The newcomer will reportedly be based on the same architecture as the Macan EV.
According to an unconfirmed report from Autocar, Porsche is hard at work developing an all-electric successor to the Cayenne SUV.
According to the report, the new EV will arrive in 2026 and use the same Premium Platform Electric (PPE) underpinnings headed to the Macan EV. If that timeline is accurate, the as-yet-unnamed Cayenne EV will arrive two years after the electric Macan and a year ahead of Porsche's new seven-seat range-topper, which is internally codenamed K1.
With PPE architecture, the electric Cayenne should be eligible for advanced torque vectoring tech and four-wheel steering. If the Taycan is anything to go by, the Cayenne EV will drive unlike anything else in its class.

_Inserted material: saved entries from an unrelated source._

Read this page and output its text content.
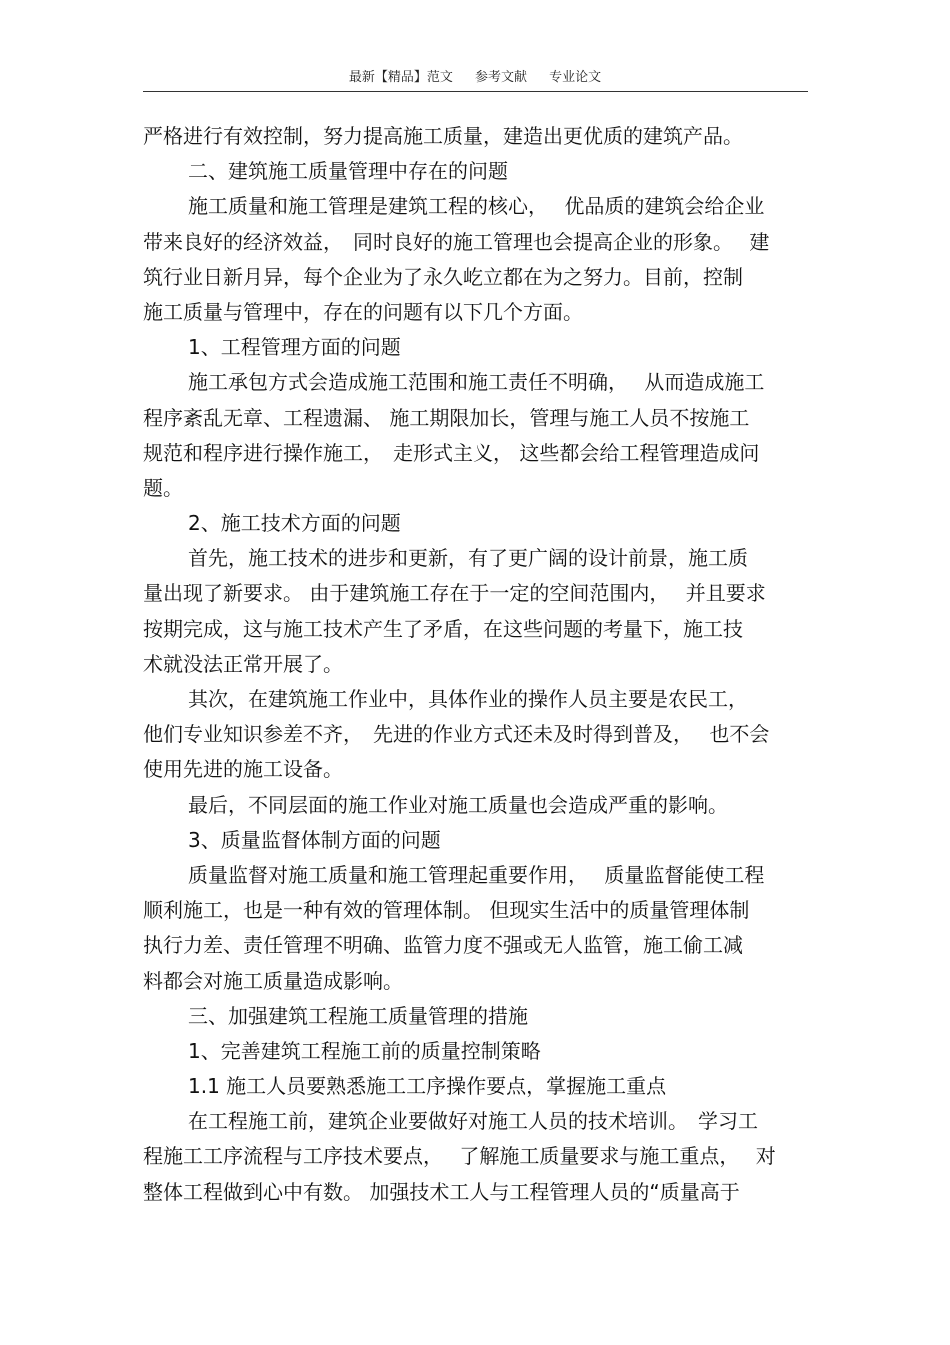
最新【精品】范文 参考文献 专业论文
严格进行有效控制，努力提高施工质量，建造出更优质的建筑产品。
二、建筑施工质量管理中存在的问题
施工质量和施工管理是建筑工程的核心，　 优品质的建筑会给企业
带来良好的经济效益，　同时良好的施工管理也会提高企业的形象。　 建
筑行业日新月异，每个企业为了永久屹立都在为之努力。目前，控制
施工质量与管理中，存在的问题有以下几个方面。
1、工程管理方面的问题
施工承包方式会造成施工范围和施工责任不明确，　 从而造成施工
程序紊乱无章、工程遗漏、 施工期限加长，管理与施工人员不按施工
规范和程序进行操作施工，　走形式主义， 这些都会给工程管理造成问
题。
2、施工技术方面的问题
首先，施工技术的进步和更新，有了更广阔的设计前景，施工质
量出现了新要求。 由于建筑施工存在于一定的空间范围内，　 并且要求
按期完成，这与施工技术产生了矛盾，在这些问题的考量下，施工技
术就没法正常开展了。
其次，在建筑施工作业中，具体作业的操作人员主要是农民工，
他们专业知识参差不齐，　先进的作业方式还未及时得到普及，　 也不会
使用先进的施工设备。
最后，不同层面的施工作业对施工质量也会造成严重的影响。
3、质量监督体制方面的问题
质量监督对施工质量和施工管理起重要作用，　 质量监督能使工程
顺利施工，也是一种有效的管理体制。 但现实生活中的质量管理体制
执行力差、责任管理不明确、监管力度不强或无人监管，施工偷工减
料都会对施工质量造成影响。
三、加强建筑工程施工质量管理的措施
1、完善建筑工程施工前的质量控制策略
1.1 施工人员要熟悉施工工序操作要点，掌握施工重点
在工程施工前，建筑企业要做好对施工人员的技术培训。　学习工
程施工工序流程与工序技术要点，　 了解施工质量要求与施工重点，　 对
整体工程做到心中有数。 加强技术工人与工程管理人员的“质量高于
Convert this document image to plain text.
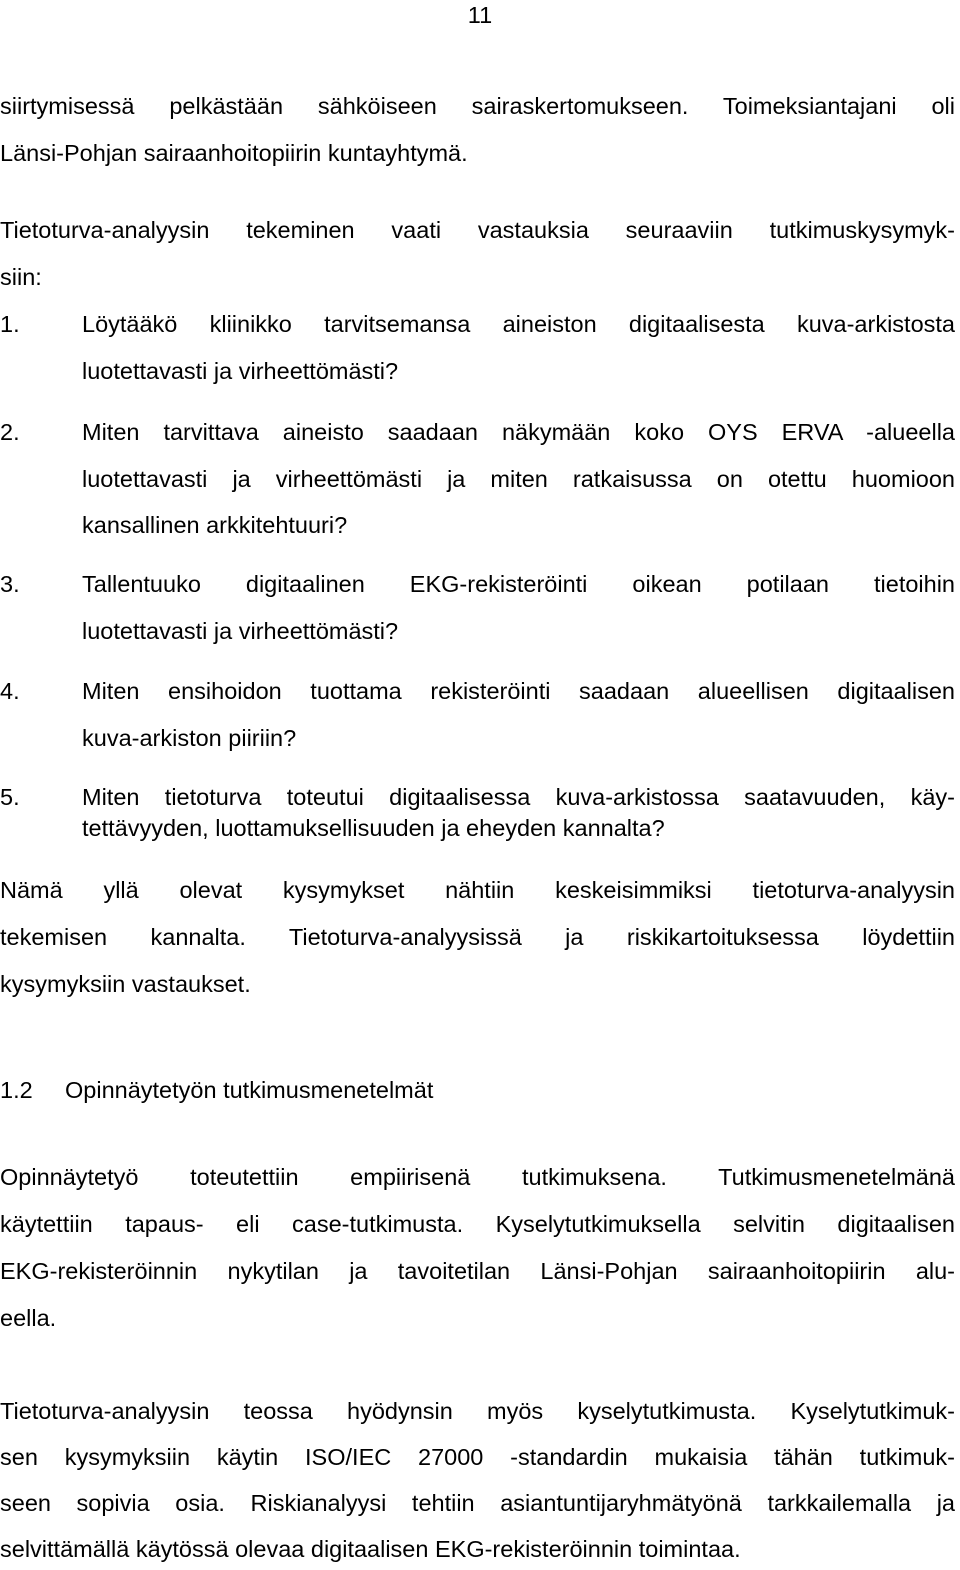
11
siirtymisessä pelkästään sähköiseen sairaskertomukseen. Toimeksiantajani oli
Länsi-Pohjan sairaanhoitopiirin kuntayhtymä.
Tietoturva-analyysin tekeminen vaati vastauksia seuraaviin tutkimuskysymyk-
siin:
1.	Löytääkö kliinikko tarvitsemansa aineiston digitaalisesta kuva-arkistosta
luotettavasti ja virheettömästi?
2.	Miten tarvittava aineisto saadaan näkymään koko OYS ERVA -alueella
luotettavasti ja virheettömästi ja miten ratkaisussa on otettu huomioon
kansallinen arkkitehtuuri?
3.	Tallentuuko digitaalinen EKG-rekisteröinti oikean potilaan tietoihin
luotettavasti ja virheettömästi?
4.	Miten ensihoidon tuottama rekisteröinti saadaan alueellisen digitaalisen
kuva-arkiston piiriin?
5.	Miten tietoturva toteutui digitaalisessa kuva-arkistossa saatavuuden, käy-
tettävyyden, luottamuksellisuuden ja eheyden kannalta?
Nämä yllä olevat kysymykset nähtiin keskeisimmiksi tietoturva-analyysin
tekemisen kannalta. Tietoturva-analyysissä ja riskikartoituksessa löydettiin
kysymyksiin vastaukset.
1.2 Opinnäytetyön tutkimusmenetelmät
Opinnäytetyö toteutettiin empiirisenä tutkimuksena. Tutkimusmenetelmänä
käytettiin tapaus- eli case-tutkimusta. Kyselytutkimuksella selvitin digitaalisen
EKG-rekisteröinnin nykytilan ja tavoitetilan Länsi-Pohjan sairaanhoitopiirin alu-
eella.
Tietoturva-analyysin teossa hyödynsin myös kyselytutkimusta. Kyselytutkimuk-
sen kysymyksiin käytin ISO/IEC 27000 -standardin mukaisia tähän tutkimuk-
seen sopivia osia. Riskianalyysi tehtiin asiantuntijaryhmätyönä tarkkailemalla ja
selvittämällä käytössä olevaa digitaalisen EKG-rekisteröinnin toimintaa.
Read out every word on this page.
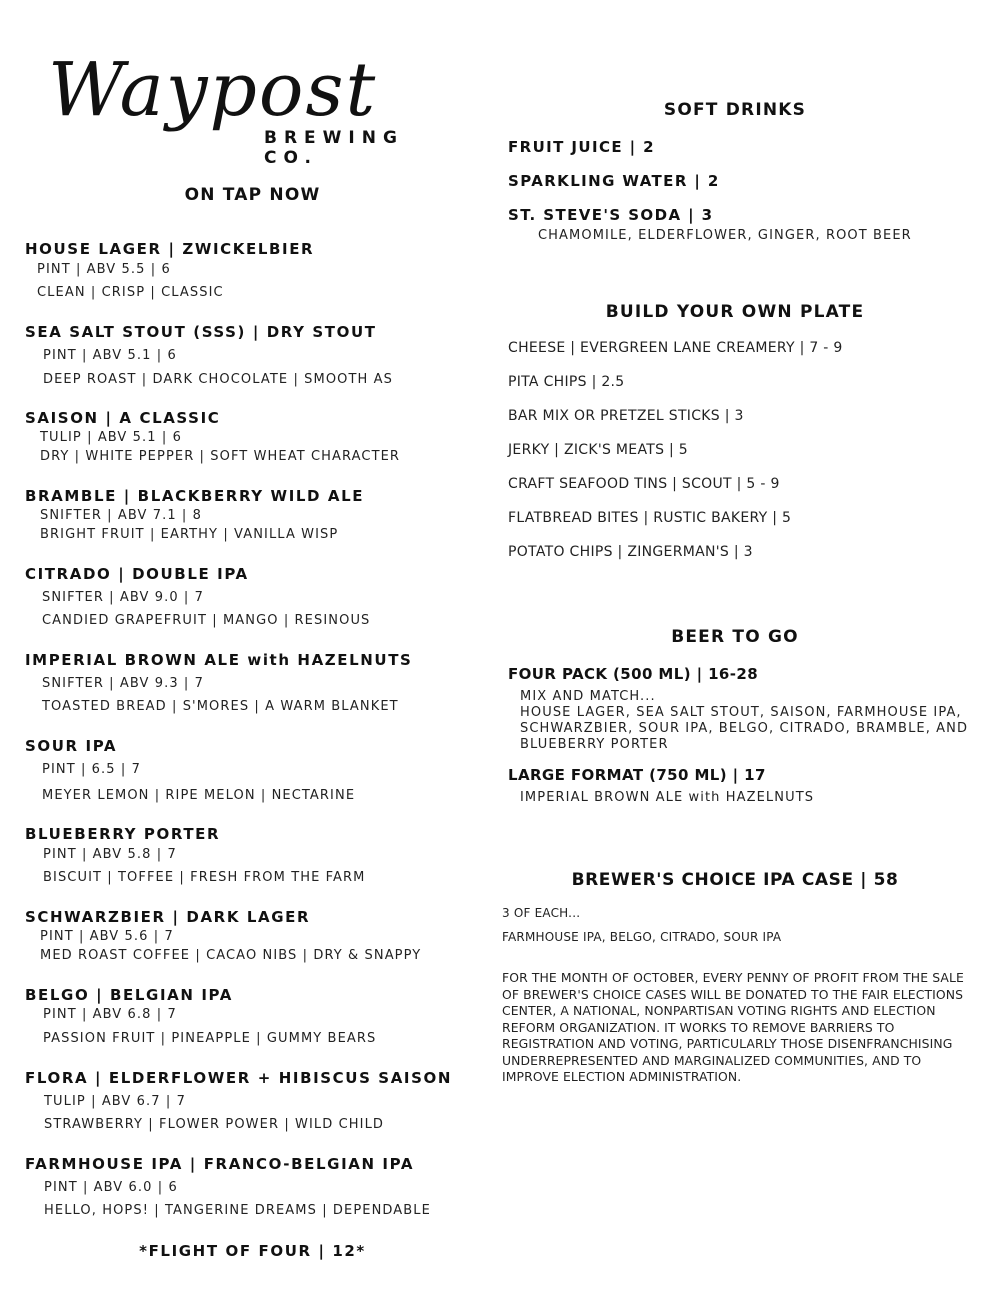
Waypost
BREWING CO.
ON TAP NOW
HOUSE LAGER | ZWICKELBIER
PINT | ABV 5.5 | 6
CLEAN | CRISP | CLASSIC
SEA SALT STOUT (SSS) | DRY STOUT
PINT | ABV 5.1 | 6
DEEP ROAST | DARK CHOCOLATE | SMOOTH AS
SAISON | A CLASSIC
TULIP | ABV 5.1 | 6
DRY | WHITE PEPPER | SOFT WHEAT CHARACTER
BRAMBLE | BLACKBERRY WILD ALE
SNIFTER | ABV 7.1 | 8
BRIGHT FRUIT | EARTHY | VANILLA WISP
CITRADO | DOUBLE IPA
SNIFTER | ABV 9.0 | 7
CANDIED GRAPEFRUIT | MANGO | RESINOUS
IMPERIAL BROWN ALE with HAZELNUTS
SNIFTER | ABV 9.3 | 7
TOASTED BREAD | S'MORES | A WARM BLANKET
SOUR IPA
PINT | 6.5 | 7
MEYER LEMON | RIPE MELON | NECTARINE
BLUEBERRY PORTER
PINT | ABV 5.8 | 7
BISCUIT | TOFFEE | FRESH FROM THE FARM
SCHWARZBIER | DARK LAGER
PINT | ABV 5.6 | 7
MED ROAST COFFEE | CACAO NIBS | DRY & SNAPPY
BELGO | BELGIAN IPA
PINT | ABV 6.8 | 7
PASSION FRUIT | PINEAPPLE | GUMMY BEARS
FLORA | ELDERFLOWER + HIBISCUS SAISON
TULIP | ABV 6.7 | 7
STRAWBERRY | FLOWER POWER | WILD CHILD
FARMHOUSE IPA | FRANCO-BELGIAN IPA
PINT | ABV 6.0 | 6
HELLO, HOPS! | TANGERINE DREAMS | DEPENDABLE
*FLIGHT OF FOUR | 12*
SOFT DRINKS
FRUIT JUICE | 2
SPARKLING WATER | 2
ST. STEVE'S SODA | 3
CHAMOMILE, ELDERFLOWER, GINGER, ROOT BEER
BUILD YOUR OWN PLATE
CHEESE | EVERGREEN LANE CREAMERY | 7 - 9
PITA CHIPS | 2.5
BAR MIX OR PRETZEL STICKS | 3
JERKY | ZICK'S MEATS | 5
CRAFT SEAFOOD TINS | SCOUT | 5 - 9
FLATBREAD BITES | RUSTIC BAKERY | 5
POTATO CHIPS | ZINGERMAN'S | 3
BEER TO GO
FOUR PACK (500 ML) | 16-28
MIX AND MATCH...
HOUSE LAGER, SEA SALT STOUT, SAISON, FARMHOUSE IPA,
SCHWARZBIER, SOUR IPA, BELGO, CITRADO, BRAMBLE, AND
BLUEBERRY PORTER
LARGE FORMAT (750 ML) | 17
IMPERIAL BROWN ALE with HAZELNUTS
BREWER'S CHOICE IPA CASE | 58
3 OF EACH...
FARMHOUSE IPA, BELGO, CITRADO, SOUR IPA
FOR THE MONTH OF OCTOBER, EVERY PENNY OF PROFIT FROM THE SALE OF BREWER'S CHOICE CASES WILL BE DONATED TO THE FAIR ELECTIONS CENTER, A NATIONAL, NONPARTISAN VOTING RIGHTS AND ELECTION REFORM ORGANIZATION. IT WORKS TO REMOVE BARRIERS TO REGISTRATION AND VOTING, PARTICULARLY THOSE DISENFRANCHISING UNDERREPRESENTED AND MARGINALIZED COMMUNITIES, AND TO IMPROVE ELECTION ADMINISTRATION.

The platform also allows for 800-volt charging technology that will enable charging speeds of 270 kW and higher, while a 100 kWh battery should provide a range north of 300 miles. A permanently excited motor on each axle is said to offer better efficiency and power density than those used on the current Taycan. We can expect even more outright horsepower too.
Porsche has confirmed that the electric Macan will produce more than 600 horsepower, and it only stands to reason that an electric Cayenne would outperform its smaller sibling. Things look promising for the combustion-free Cayenne, but where does that leave its predecessor?
It appears that the current-generation Cayenne will soldier on well into the launch cycle of its electric replacement to meet the demands of those who do not wish to go electric. This is no bad thing, as the development of the facelifted Cayenne is so intense as to be near a complete redesign.
According to series manager Michael Schatzle, "It's one of the most extensive product upgrades in the history of Porsche." If the German automaker takes a mid-life refresh so seriously, you can be confident that an all-electric version of the same car will be just as impressive.
We expect some official confirmation on the matter sometime this year, but when is anybody's guess.